His Fundsmith Emerging Equities trust has returned shareholders 5.5 per cent since inception in June 2014 compared to 29.3 per cent in the MSCI Emerging & Frontier Markets index. The fund’s net asset value has risen 8.3 per cent over the period.

Speaking at an investment seminar in the City, Smith pointed out that the 10 largest constituents of his investment trust produced a return on operating capital employed (ROCE) of 45 per cent in 2016, whereas the the 10 largest constituents of the MSCI index have a collective ROCE of 12 per cent.

High returns on operating capital employed is one of the key metrics Smith uses to determine a good company.

Smith also looks for growth from reinvestment of cashflows, revenues built on “everyday, small-ticket, repeat, predictable transactions” and firms able to protect returns against competition.

The largest holdings in the Fundsmith investment trust include Godrej Consumer Products with a 3.8 per cent weighting, and Emami, Britannia Industries, Philippine Seven Corp and Marico, which each represent a 3.6 per cent weighting.

But Smith says emerging ETF flows show the index has become distorted capturing “100 per cent “of outflows in 2016 from active funds and bolstering the share prices of index constituents regardless of quality or valuation.

Emerging market ETFs saw £20bn of inflows in 2016 compared to a little over £20bn of outflows from active strategies, data from EPFR Global shows.

“It gets invested with the ETF provider into the index,” Smith says. “So all of those companies that we don’t own have been the recipient of inflows being invested in shares through the ETFs irrespective of quality and irrespective of valuation.”

Smith points to Samsung, the largest constituent of the MSCI index at 3.7 per cent, as the best illustration of the distortive impact of index funds, with its share price rising 57 per cent since the start of last year.

“You look at what’s happened during the period concerned, other than paying a dividend, everything else is an utter disaster.
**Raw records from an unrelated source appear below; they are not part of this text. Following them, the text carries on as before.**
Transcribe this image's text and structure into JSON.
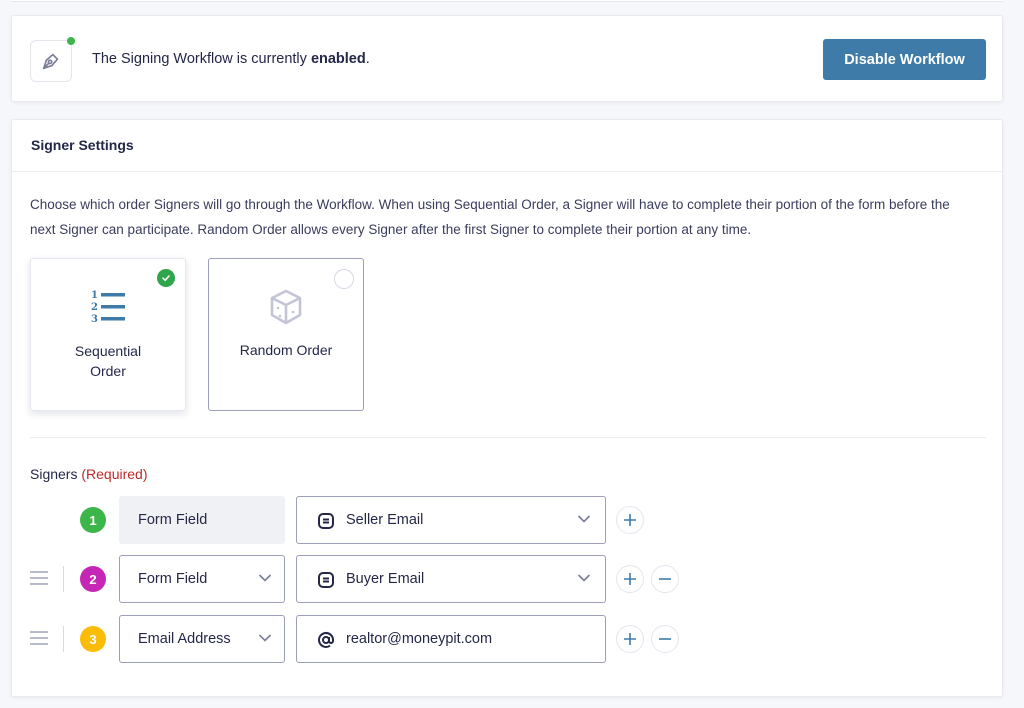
{
  "status": {
    "text_prefix": "The Signing Workflow is currently ",
    "state": "enabled",
    "text_suffix": ".",
    "indicator_color": "#3cb54a",
    "disable_button_label": "Disable Workflow",
    "button_color": "#3e7ba8"
  },
  "signer_settings": {
    "title": "Signer Settings",
    "description": "Choose which order Signers will go through the Workflow. When using Sequential Order, a Signer will have to complete their portion of the form before the next Signer can participate. Random Order allows every Signer after the first Signer to complete their portion at any time.",
    "order_options": [
      {
        "label_line1": "Sequential",
        "label_line2": "Order",
        "icon": "numbered-list-icon",
        "selected": true
      },
      {
        "label": "Random Order",
        "icon": "dice-icon",
        "selected": false
      }
    ],
    "signers_label": "Signers",
    "required_label": "(Required)",
    "signers": [
      {
        "number": "1",
        "badge_color": "#3cb54a",
        "type": "Form Field",
        "type_editable": false,
        "value": "Seller Email",
        "value_icon": "form-field-icon",
        "value_is_dropdown": true,
        "removable": false
      },
      {
        "number": "2",
        "badge_color": "#c526b5",
        "type": "Form Field",
        "type_editable": true,
        "value": "Buyer Email",
        "value_icon": "form-field-icon",
        "value_is_dropdown": true,
        "removable": true
      },
      {
        "number": "3",
        "badge_color": "#fbbc05",
        "type": "Email Address",
        "type_editable": true,
        "value": "realtor@moneypit.com",
        "value_icon": "at-sign-icon",
        "value_is_dropdown": false,
        "removable": true
      }
    ]
  }
}
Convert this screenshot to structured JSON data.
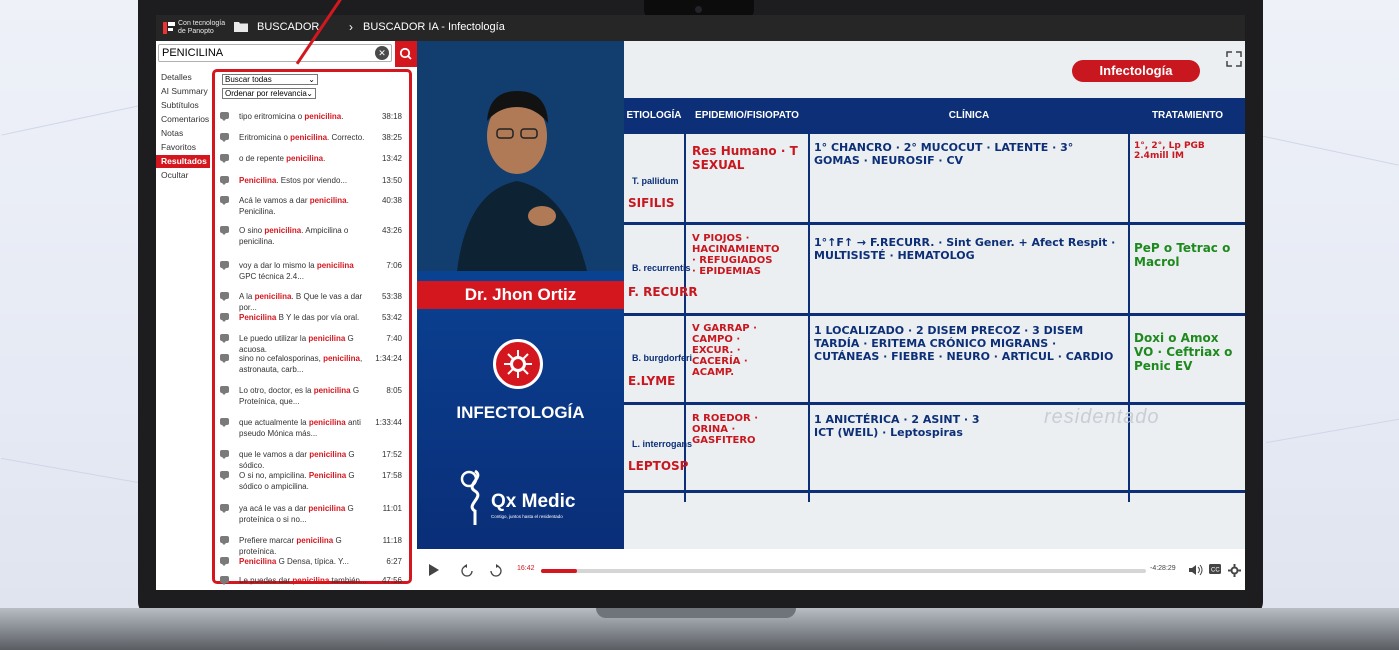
{
  "topbar": {
    "powered_by": "Con tecnología de Panopto",
    "folder_label": "BUSCADOR",
    "breadcrumb": "BUSCADOR IA - Infectología"
  },
  "search": {
    "value": "PENICILINA",
    "clear_icon": "close-circle-icon",
    "search_icon": "search-icon"
  },
  "sidebar": {
    "items": [
      {
        "label": "Detalles",
        "active": false
      },
      {
        "label": "AI Summary",
        "active": false
      },
      {
        "label": "Subtítulos",
        "active": false
      },
      {
        "label": "Comentarios",
        "active": false
      },
      {
        "label": "Notas",
        "active": false
      },
      {
        "label": "Favoritos",
        "active": false
      },
      {
        "label": "Resultados",
        "active": true
      },
      {
        "label": "Ocultar",
        "active": false
      }
    ]
  },
  "filters": {
    "scope": "Buscar todas",
    "sort": "Ordenar por relevancia"
  },
  "results": [
    {
      "before": "tipo eritromicina o ",
      "kw": "penicilina",
      "after": ".",
      "time": "38:18"
    },
    {
      "before": "Eritromicina o ",
      "kw": "penicilina",
      "after": ". Correcto.",
      "time": "38:25"
    },
    {
      "before": "o de repente ",
      "kw": "penicilina",
      "after": ".",
      "time": "13:42"
    },
    {
      "before": "",
      "kw": "Penicilina",
      "after": ". Estos por viendo...",
      "time": "13:50"
    },
    {
      "before": "Acá le vamos a dar ",
      "kw": "penicilina",
      "after": ". Penicilina.",
      "time": "40:38"
    },
    {
      "before": "O sino ",
      "kw": "penicilina",
      "after": ". Ampicilina o penicilina.",
      "time": "43:26"
    },
    {
      "before": "voy a dar lo mismo la ",
      "kw": "penicilina",
      "after": " GPC técnica 2.4...",
      "time": "7:06"
    },
    {
      "before": "A la ",
      "kw": "penicilina",
      "after": ". B Que le vas a dar por...",
      "time": "53:38"
    },
    {
      "before": "",
      "kw": "Penicilina",
      "after": " B Y le das por vía oral.",
      "time": "53:42"
    },
    {
      "before": "Le puedo utilizar la ",
      "kw": "penicilina",
      "after": " G acuosa.",
      "time": "7:40"
    },
    {
      "before": "sino no cefalosporinas, ",
      "kw": "penicilina",
      "after": ", astronauta, carb...",
      "time": "1:34:24"
    },
    {
      "before": "Lo otro, doctor, es la ",
      "kw": "penicilina",
      "after": " G Proteínica, que...",
      "time": "8:05"
    },
    {
      "before": "que actualmente la ",
      "kw": "penicilina",
      "after": " anti pseudo Mónica más...",
      "time": "1:33:44"
    },
    {
      "before": "que le vamos a dar ",
      "kw": "penicilina",
      "after": " G sódico.",
      "time": "17:52"
    },
    {
      "before": "O si no, ampicilina. ",
      "kw": "Penicilina",
      "after": " G sódico o ampicilina.",
      "time": "17:58"
    },
    {
      "before": "ya acá le vas a dar ",
      "kw": "penicilina",
      "after": " G proteínica o si no...",
      "time": "11:01"
    },
    {
      "before": "Prefiere marcar ",
      "kw": "penicilina",
      "after": " G proteínica.",
      "time": "11:18"
    },
    {
      "before": "",
      "kw": "Penicilina",
      "after": " G Densa, típica. Y...",
      "time": "6:27"
    },
    {
      "before": "Le puedes dar ",
      "kw": "penicilina",
      "after": " también...",
      "time": "47:56"
    }
  ],
  "video": {
    "presenter_name": "Dr. Jhon Ortiz",
    "panel_label": "INFECTOLOGÍA",
    "brand": "Qx Medic",
    "tagline": "Contigo, juntos hasta el residentado",
    "slide_title": "Infectología",
    "columns": [
      "ETIOLOGÍA",
      "EPIDEMIO/FISIOPATO",
      "CLÍNICA",
      "TRATAMIENTO"
    ],
    "rows": [
      {
        "organism": "T. pallidum",
        "disease": "SIFILIS",
        "epi": "Res Humano · T SEXUAL",
        "clinic": "1° CHANCRO · 2° MUCOCUT · LATENTE · 3° GOMAS · NEUROSIF · CV",
        "tx": "1°, 2°, Lp PGB 2.4mill IM"
      },
      {
        "organism": "B. recurrentis",
        "disease": "F. RECURR",
        "epi": "V PIOJOS · HACINAMIENTO · REFUGIADOS · EPIDEMIAS",
        "clinic": "1°↑F↑ → F.RECURR. · Sint Gener. + Afect Respit · MULTISISTÉ · HEMATOLOG",
        "tx": "PeP o Tetrac o Macrol"
      },
      {
        "organism": "B. burgdorferi",
        "disease": "E.LYME",
        "epi": "V GARRAP · CAMPO · EXCUR. · CACERÍA · ACAMP.",
        "clinic": "1 LOCALIZADO · 2 DISEM PRECOZ · 3 DISEM TARDÍA · ERITEMA CRÓNICO MIGRANS · CUTÁNEAS · FIEBRE · NEURO · ARTICUL · CARDIO",
        "tx": "Doxi o Amox VO · Ceftriax o Penic EV"
      },
      {
        "organism": "L. interrogans",
        "disease": "LEPTOSP",
        "epi": "R ROEDOR · ORINA · GASFITERO",
        "clinic": "1 ANICTÉRICA · 2 ASINT · 3 ICT (WEIL) · Leptospiras",
        "tx": ""
      }
    ],
    "watermark": "residentado",
    "current_time": "16:42",
    "remaining_time": "-4:28:29",
    "progress_fraction": 0.059,
    "controls_icons": [
      "play-icon",
      "rewind-10-icon",
      "forward-10-icon",
      "volume-icon",
      "captions-icon",
      "settings-icon",
      "fullscreen-icon"
    ]
  },
  "colors": {
    "accent": "#d4171f",
    "topbar": "#262626",
    "slide_navy": "#0c2f77"
  }
}
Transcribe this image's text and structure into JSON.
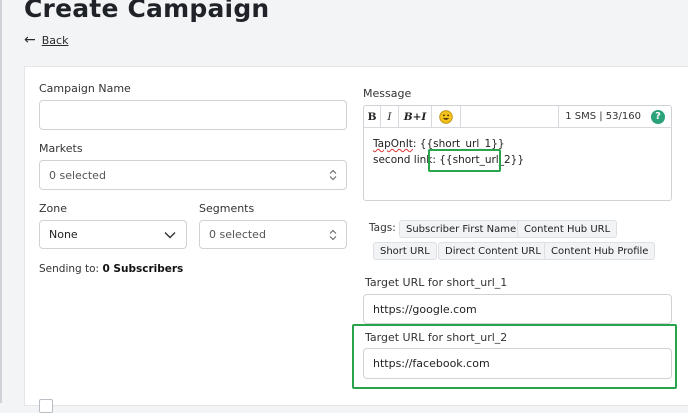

Samsung Galaxy blows up, catches fire, you get banned from taking it on an aeroplane even if it’s switched off. Then management get arrested and charged with fraud.”

Smith continues: “This company has been through an increasingly terrible time during which the share price has become a moonshot. It’s the biggest share in the index, that’s where the ETF money has been going. It doesn’t matter whether it’s any good or not.”

Despite the negative impact ETF flows have had on Smith’s fund, he says they are a double-edged sword.

“You often hear people in the fund management industry bemoan the rise of ETFs or index investing and saying it distorts everything. On one level, yes it does, on another level it’s the best thing that could ever happen to you.

Smith adds: “Every active manager that really believes in what they’re doing should have one dream of one day being the only active manager left in the world. They’ll be the only person left with a mandate to think.”